In 1925 he moved to Palestine and began working as a composer of incidental music for the Hebrew theater Ohel. Rosowsky, along with colleagues David Schor and David Mirenburg, established the Haganim Music Society in an attempt to continue the work of the St. Petersburg Society for Jewish Folk Music in Palestine. Rosowsky received a teaching position at the Palestine Conservatory of Music in Jerusalem (now the Rubin Academy of Music) where he introduced new courses pertaining to his research of Biblical cantillation.
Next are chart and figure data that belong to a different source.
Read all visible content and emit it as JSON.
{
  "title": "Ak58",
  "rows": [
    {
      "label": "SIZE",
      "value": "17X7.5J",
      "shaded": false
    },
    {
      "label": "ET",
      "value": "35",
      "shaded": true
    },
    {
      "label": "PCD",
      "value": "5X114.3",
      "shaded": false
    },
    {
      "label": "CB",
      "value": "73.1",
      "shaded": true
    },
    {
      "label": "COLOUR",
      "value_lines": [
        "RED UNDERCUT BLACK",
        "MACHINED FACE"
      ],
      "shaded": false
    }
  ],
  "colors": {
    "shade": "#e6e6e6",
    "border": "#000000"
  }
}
In 1931, Rosowsky helped to found the America-Palestine Institute of Musical Sciences (known as Mailamm), an organization dedicated to supporting musical research in both countries.

It was also during this time that Rosowsky began his influential research in the field of Biblical cantillation and spent the next two decades composing and researching the history of the liturgical melodies. In 1947 he moved to New York, where he taught at the New School for Social Research. Rosowsky later joined the faculty of the Jewish Theological Seminary of America where he became a leading scholar in the musicological study of Jewish Biblical cantillation.

Rosowsky worked alongside with Joseph Achron, Lazare Saminsky, Jacob Weinberg, and Joseph Yasser to promote new projects in Jewish music research. Solomon Rosowsky, a composer, critic, and folklorist who went on to have a huge influence in Israeli and American Jewish musical life, particularly as a scholar and pedagogue. Rosowsky’s seminal work, The Cantillation of the Bible: the Five Books of Moses (New York, 1957), based on his research of the Lituanian-Israeli tradition provide an analytical theory of Biblical cantillation. The massive work is broken up into three main sections: the first defines the basic functions of the 28 tropal signs; the second includes his field work results in musical notation; and the third delineates Rosowsky’s original theory of the Law of Assimilation (how tropes are joined) and includes an analysis of the scalar basis of Shabbat cantillation.